Thanks, that’s what I meant with “more qualified people” :wink:

1 Like

I think I fall into the “people who remember reading something once and just searched for it again” bracket

5 Likes

Thanks for your answer.

I regarded #undef as a memory area that null pointer points in C and Dict(:x=>1,2=>3,0=>1).keys above is a null pointer. Is it right?
I have wrong expression before. In fact I want to ask “Can we define a variable which has value #undef?”.

I guess it can’t define an isolated one. But Dict(:x=>1,2=>3,0=>1).keys is indeed a variable which has value #undef, or a pointer(or a reference).

I understand now. Any name which I didn’t assign is the isolated one I said, like

julia> a
ERROR: UndefVarError: a not defined

The value of this a is #undef.

Well, no. #undef is some marker showing Julia runtime that an access to an array element or a struct field is invalid. It is not a value because you cannot assign it to a variable, check its type etc.

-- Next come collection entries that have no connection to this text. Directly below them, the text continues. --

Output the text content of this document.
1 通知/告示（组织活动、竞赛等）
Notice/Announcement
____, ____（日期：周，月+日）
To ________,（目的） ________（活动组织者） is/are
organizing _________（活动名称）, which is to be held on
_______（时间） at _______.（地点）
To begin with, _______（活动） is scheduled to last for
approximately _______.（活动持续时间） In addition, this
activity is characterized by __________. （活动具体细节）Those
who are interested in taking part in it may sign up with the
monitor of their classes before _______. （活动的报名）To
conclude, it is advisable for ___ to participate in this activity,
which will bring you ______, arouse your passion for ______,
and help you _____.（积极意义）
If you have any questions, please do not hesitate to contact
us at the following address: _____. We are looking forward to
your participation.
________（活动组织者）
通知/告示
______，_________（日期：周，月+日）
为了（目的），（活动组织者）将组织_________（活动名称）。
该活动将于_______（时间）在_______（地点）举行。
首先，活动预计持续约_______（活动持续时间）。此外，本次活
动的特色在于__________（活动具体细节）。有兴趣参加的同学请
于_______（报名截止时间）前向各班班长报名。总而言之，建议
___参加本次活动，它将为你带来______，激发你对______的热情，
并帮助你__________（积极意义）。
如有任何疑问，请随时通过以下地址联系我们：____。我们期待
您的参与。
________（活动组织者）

In terms of your specific case, you shouldn’t use Dict(...).keys. Think of it as of an undocumented feature that can change in any version however the devs like. The proper API to access dictionaries is via functions: keys(dict), values(dict), dict[:x] (which is internally translated into a function call getindex(dict, :x)) etc.

1 Like

This means that the variable itself is not defined, which is different from it being defined and having value #undef.

2 Likes

yes, I have same paraphrase. #undef is not a value but a placeholder. It means this place (a slot of array or a struct) is not defined. That’s why I said a name like a which didn’t assign is a similar one.

Maybe there are little different between UndefRefError and UndefVarError but I think it’s not important. in u=Vector(undef, 2), u[1] itself is also not define. The Ref just means the vector u have a slot at this place.

if we define u=Vector(undef, 2) we have defined u but didn’t defined u[1] and u[2]. However, to show a vector like

2-element Vector{Int64}:
xxx
xxx

we must have a placeholder at xxx, so there is a #undef. Even through u[1] is undefined, it has a relation with a defined vector u so that the error is UndefRefError .

I don’t think I fully agree. With UndefRef, u or u[1] are both defined, but the values they refer to are not. With UndefVar it is the name (not the value) which is undef.

There’s a difference between an name and a value that you are not completely catching onto. (Leaving aside that u[1] syntax and not just an identifier).

3 Likes

Sorry for my late reply. I might understand and agree what you said, but there are something I want to tell.

Let’s clear some different concepts in my view:

  • value: some data saved in memory
  • pointer(in C): the address of memory about the value
  • reference: an abstraction of pointer
  • name: a symbol(or a string or an identifier), binding to a reference

It’s a little ambiguous that we say

There are different levels. For a, it’s totally undefined. For u, it certainly defined on every level.

For u[1], it doesn’t have value and we regarded it as a syntax so it doesn’t have name. By error message undefined reference undefined reference and julia source code, it doesn’t have reference and pointer pointed to u[1].

STATIC_INLINE jl_value_t *undefref_check(jl_datatype_t *dt, jl_value_t *v) JL_NOTSAFEPOINT
{
     if (dt->layout->first_ptr >= 0) {
        jl_value_t *nullp = ((jl_value_t**)v)[dt->layout->first_ptr];
        if (__unlikely(nullp == NULL))
            return NULL;
    }
    return v;
}

That’s why I said u[0] is similar to a. Of cause, it’s just a discuss by meaning. I know it has different on semantic.